Tuesday, October 8, 2013

Well Ethiopian was...interesting.

I think the spongey bread is what did the meal in for me. I couldn't stand the taste and texture of that odd, bitter, sour fermented mess. Considering that the entire meal basically consisted of items that you were expected to wrap up in that nasty bread, I didn't really catch a break the entire night. But it was indeed fun! The lamb was very good and the spicy ground beef was delicious. Didn't care much for the yellow lentil sauce or the avocado salad, but the rest wasn't bad! All in all it was a fun night and I did enjoy the opportunity to bond with my fellow HSA students over our mutual experiencing of this unique culinary event.

Monday, September 30, 2013

The Omnivore's Dilemna
by Michael Pollan


"Grass"


I lead the discussion on this particular section, so I know it well. And I can say with all certainty that it is thought-provoking, but perhaps for not all the right reasons. We have to be careful when reading diction like Pollan's... His eloquence can help to mask an agenda.
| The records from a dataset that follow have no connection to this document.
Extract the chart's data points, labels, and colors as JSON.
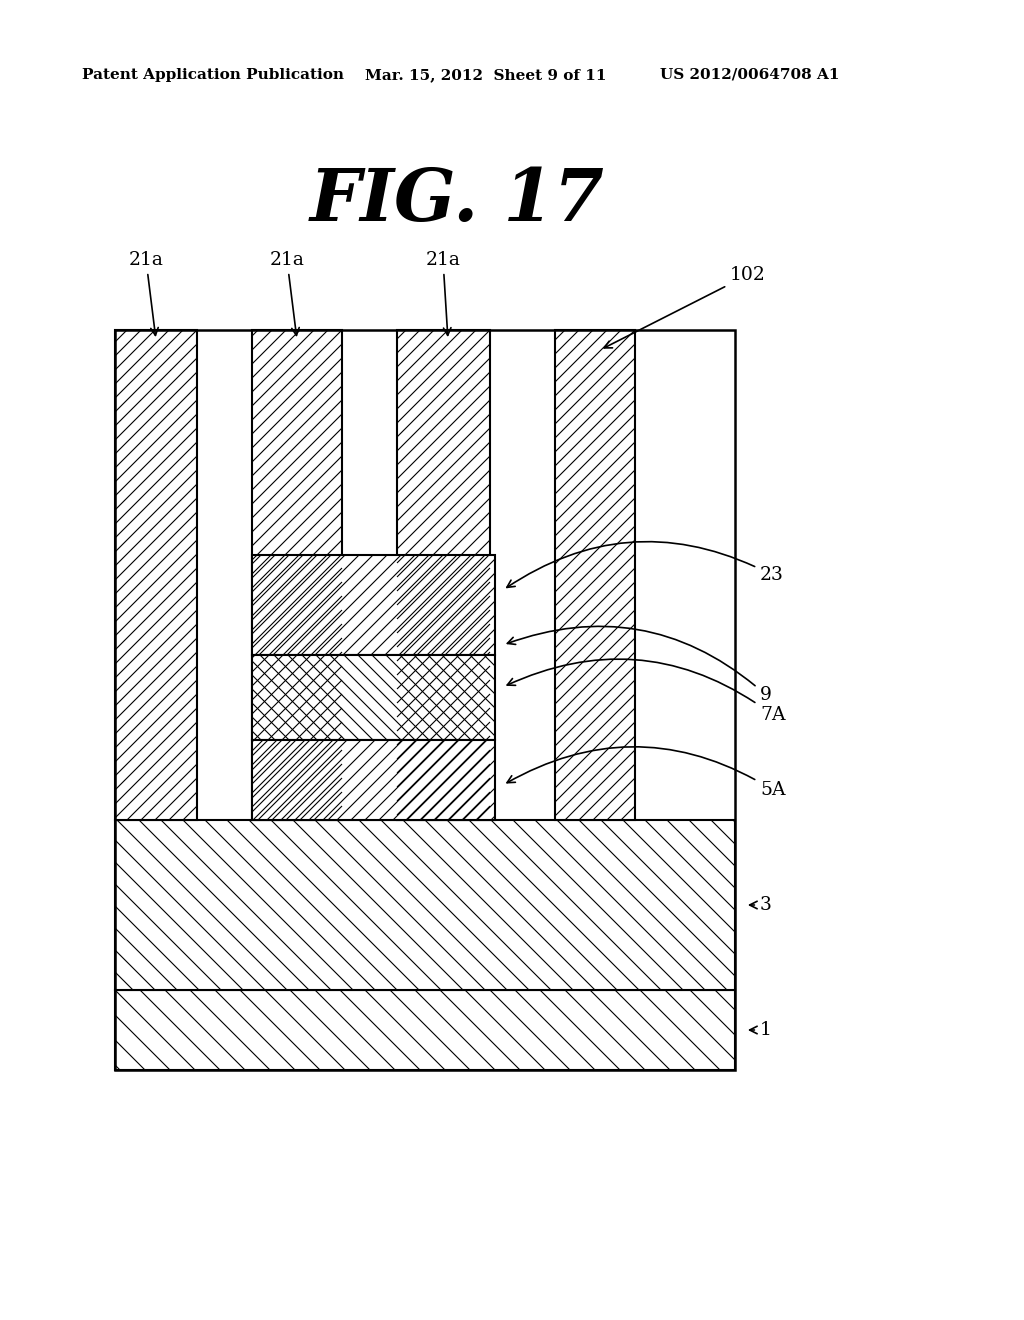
{
  "bg_color": "#ffffff",
  "header_left": "Patent Application Publication",
  "header_mid": "Mar. 15, 2012  Sheet 9 of 11",
  "header_right": "US 2012/0064708 A1",
  "fig_title": "FIG. 17",
  "labels": {
    "21a_1": "21a",
    "21a_2": "21a",
    "21a_3": "21a",
    "102": "102",
    "23": "23",
    "9": "9",
    "7A": "7A",
    "5A": "5A",
    "3": "3",
    "1": "1"
  }
}
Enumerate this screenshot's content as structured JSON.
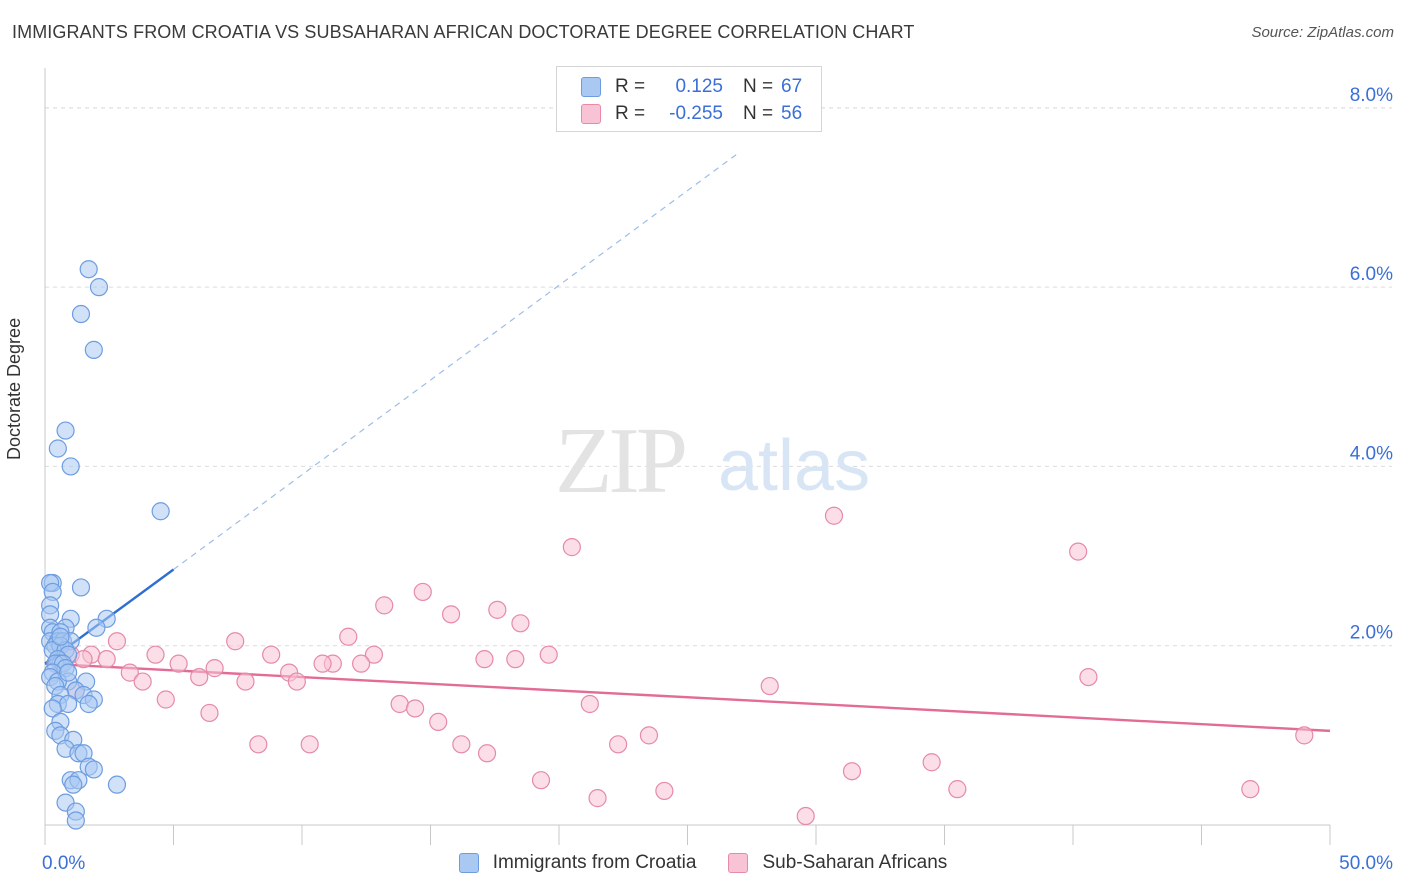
{
  "title": "IMMIGRANTS FROM CROATIA VS SUBSAHARAN AFRICAN DOCTORATE DEGREE CORRELATION CHART",
  "source": "Source: ZipAtlas.com",
  "watermark": {
    "zip": "ZIP",
    "atlas": "atlas"
  },
  "legend": {
    "rows": [
      {
        "r_label": "R =",
        "r_value": "0.125",
        "n_label": "N =",
        "n_value": "67",
        "color": "#a9c8f2",
        "border": "#6d9de0"
      },
      {
        "r_label": "R =",
        "r_value": "-0.255",
        "n_label": "N =",
        "n_value": "56",
        "color": "#f8c3d4",
        "border": "#e68aa8"
      }
    ]
  },
  "bottom_legend": [
    {
      "label": "Immigrants from Croatia",
      "color": "#a9c8f2",
      "border": "#6d9de0"
    },
    {
      "label": "Sub-Saharan Africans",
      "color": "#f8c3d4",
      "border": "#e68aa8"
    }
  ],
  "chart_data": {
    "type": "scatter",
    "title": "IMMIGRANTS FROM CROATIA VS SUBSAHARAN AFRICAN DOCTORATE DEGREE CORRELATION CHART",
    "xlabel": "",
    "ylabel": "Doctorate Degree",
    "xlim": [
      0,
      50
    ],
    "ylim": [
      0,
      8.4
    ],
    "x_tick_labels": [
      {
        "value": 0,
        "label": "0.0%"
      },
      {
        "value": 50,
        "label": "50.0%"
      }
    ],
    "y_tick_labels": [
      {
        "value": 2,
        "label": "2.0%"
      },
      {
        "value": 4,
        "label": "4.0%"
      },
      {
        "value": 6,
        "label": "6.0%"
      },
      {
        "value": 8,
        "label": "8.0%"
      }
    ],
    "colors": {
      "croatia": "#6d9de0",
      "croatia_fill": "#a9c8f2",
      "croatia_line": "#2f6fd0",
      "africa": "#e68aa8",
      "africa_fill": "#f8c3d4",
      "africa_line": "#e36c97",
      "axis_text": "#3a6fd8"
    },
    "series": [
      {
        "name": "Immigrants from Croatia",
        "points": [
          [
            1.7,
            6.2
          ],
          [
            2.1,
            6.0
          ],
          [
            1.4,
            5.7
          ],
          [
            1.9,
            5.3
          ],
          [
            0.8,
            4.4
          ],
          [
            0.5,
            4.2
          ],
          [
            1.0,
            4.0
          ],
          [
            4.5,
            3.5
          ],
          [
            0.3,
            2.7
          ],
          [
            0.2,
            2.7
          ],
          [
            1.4,
            2.65
          ],
          [
            0.3,
            2.6
          ],
          [
            0.2,
            2.45
          ],
          [
            0.2,
            2.35
          ],
          [
            2.4,
            2.3
          ],
          [
            1.0,
            2.3
          ],
          [
            0.2,
            2.2
          ],
          [
            0.8,
            2.2
          ],
          [
            2.0,
            2.2
          ],
          [
            0.3,
            2.15
          ],
          [
            0.6,
            2.15
          ],
          [
            0.2,
            2.05
          ],
          [
            0.5,
            2.05
          ],
          [
            0.7,
            2.05
          ],
          [
            1.0,
            2.05
          ],
          [
            0.4,
            2.0
          ],
          [
            0.6,
            2.0
          ],
          [
            0.3,
            1.95
          ],
          [
            0.8,
            1.95
          ],
          [
            0.9,
            1.9
          ],
          [
            0.5,
            1.85
          ],
          [
            0.6,
            1.8
          ],
          [
            0.4,
            1.8
          ],
          [
            0.7,
            1.8
          ],
          [
            0.8,
            1.75
          ],
          [
            0.3,
            1.7
          ],
          [
            0.2,
            1.65
          ],
          [
            0.9,
            1.6
          ],
          [
            0.5,
            1.6
          ],
          [
            1.6,
            1.6
          ],
          [
            0.4,
            1.55
          ],
          [
            1.2,
            1.5
          ],
          [
            0.6,
            1.45
          ],
          [
            1.5,
            1.45
          ],
          [
            1.9,
            1.4
          ],
          [
            0.5,
            1.35
          ],
          [
            0.9,
            1.35
          ],
          [
            1.7,
            1.35
          ],
          [
            0.3,
            1.3
          ],
          [
            0.6,
            1.15
          ],
          [
            0.4,
            1.05
          ],
          [
            0.6,
            1.0
          ],
          [
            1.1,
            0.95
          ],
          [
            0.8,
            0.85
          ],
          [
            1.3,
            0.8
          ],
          [
            1.5,
            0.8
          ],
          [
            1.7,
            0.65
          ],
          [
            1.9,
            0.62
          ],
          [
            1.0,
            0.5
          ],
          [
            1.3,
            0.5
          ],
          [
            2.8,
            0.45
          ],
          [
            1.1,
            0.45
          ],
          [
            0.8,
            0.25
          ],
          [
            1.2,
            0.15
          ],
          [
            1.2,
            0.05
          ],
          [
            0.6,
            2.1
          ],
          [
            0.9,
            1.7
          ]
        ],
        "trend": {
          "x0": 0.0,
          "y0": 1.8,
          "x1": 5.0,
          "y1": 2.85,
          "dashed_to_x": 27.0,
          "dashed_to_y": 7.5
        }
      },
      {
        "name": "Sub-Saharan Africans",
        "points": [
          [
            30.7,
            3.45
          ],
          [
            20.5,
            3.1
          ],
          [
            40.2,
            3.05
          ],
          [
            14.7,
            2.6
          ],
          [
            13.2,
            2.45
          ],
          [
            17.6,
            2.4
          ],
          [
            15.8,
            2.35
          ],
          [
            18.5,
            2.25
          ],
          [
            11.8,
            2.1
          ],
          [
            7.4,
            2.05
          ],
          [
            2.8,
            2.05
          ],
          [
            1.8,
            1.9
          ],
          [
            1.0,
            1.9
          ],
          [
            4.3,
            1.9
          ],
          [
            8.8,
            1.9
          ],
          [
            12.8,
            1.9
          ],
          [
            19.6,
            1.9
          ],
          [
            1.5,
            1.85
          ],
          [
            2.4,
            1.85
          ],
          [
            17.1,
            1.85
          ],
          [
            18.3,
            1.85
          ],
          [
            11.2,
            1.8
          ],
          [
            12.3,
            1.8
          ],
          [
            10.8,
            1.8
          ],
          [
            5.2,
            1.8
          ],
          [
            6.6,
            1.75
          ],
          [
            3.3,
            1.7
          ],
          [
            9.5,
            1.7
          ],
          [
            6.0,
            1.65
          ],
          [
            40.6,
            1.65
          ],
          [
            3.8,
            1.6
          ],
          [
            7.8,
            1.6
          ],
          [
            9.8,
            1.6
          ],
          [
            28.2,
            1.55
          ],
          [
            1.2,
            1.5
          ],
          [
            4.7,
            1.4
          ],
          [
            13.8,
            1.35
          ],
          [
            14.4,
            1.3
          ],
          [
            21.2,
            1.35
          ],
          [
            6.4,
            1.25
          ],
          [
            15.3,
            1.15
          ],
          [
            23.5,
            1.0
          ],
          [
            49.0,
            1.0
          ],
          [
            8.3,
            0.9
          ],
          [
            10.3,
            0.9
          ],
          [
            16.2,
            0.9
          ],
          [
            22.3,
            0.9
          ],
          [
            17.2,
            0.8
          ],
          [
            34.5,
            0.7
          ],
          [
            31.4,
            0.6
          ],
          [
            19.3,
            0.5
          ],
          [
            35.5,
            0.4
          ],
          [
            46.9,
            0.4
          ],
          [
            24.1,
            0.38
          ],
          [
            21.5,
            0.3
          ],
          [
            29.6,
            0.1
          ]
        ],
        "trend": {
          "x0": 0.0,
          "y0": 1.8,
          "x1": 50.0,
          "y1": 1.05
        }
      }
    ]
  }
}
The terminology that he uses, his use of which is subtle at times, yet explicit in others, is a tad manipulative. He wants us to hate corn. And in that vein, he wants us to love grass farming. He clearly believes that one is a purer form of farming than the other, and, as he is in the business of selling books, he likes to use sensational language that demonizes the one while exalting the other. With that caveat out of the way, I did enjoy reading about Salatin's alternative farming methods. I think that he's on to something. After having read this piece, I now want to go out and try his world-famous eggs, or one of his more "chicken-tasting" chickens. Eating mostly local foods might not be a lifestyle that everyone can ascribe to, but it is one that I think everyone should know about, so that at least if they don't change their lifestyle it will be a choice rather than a necessity.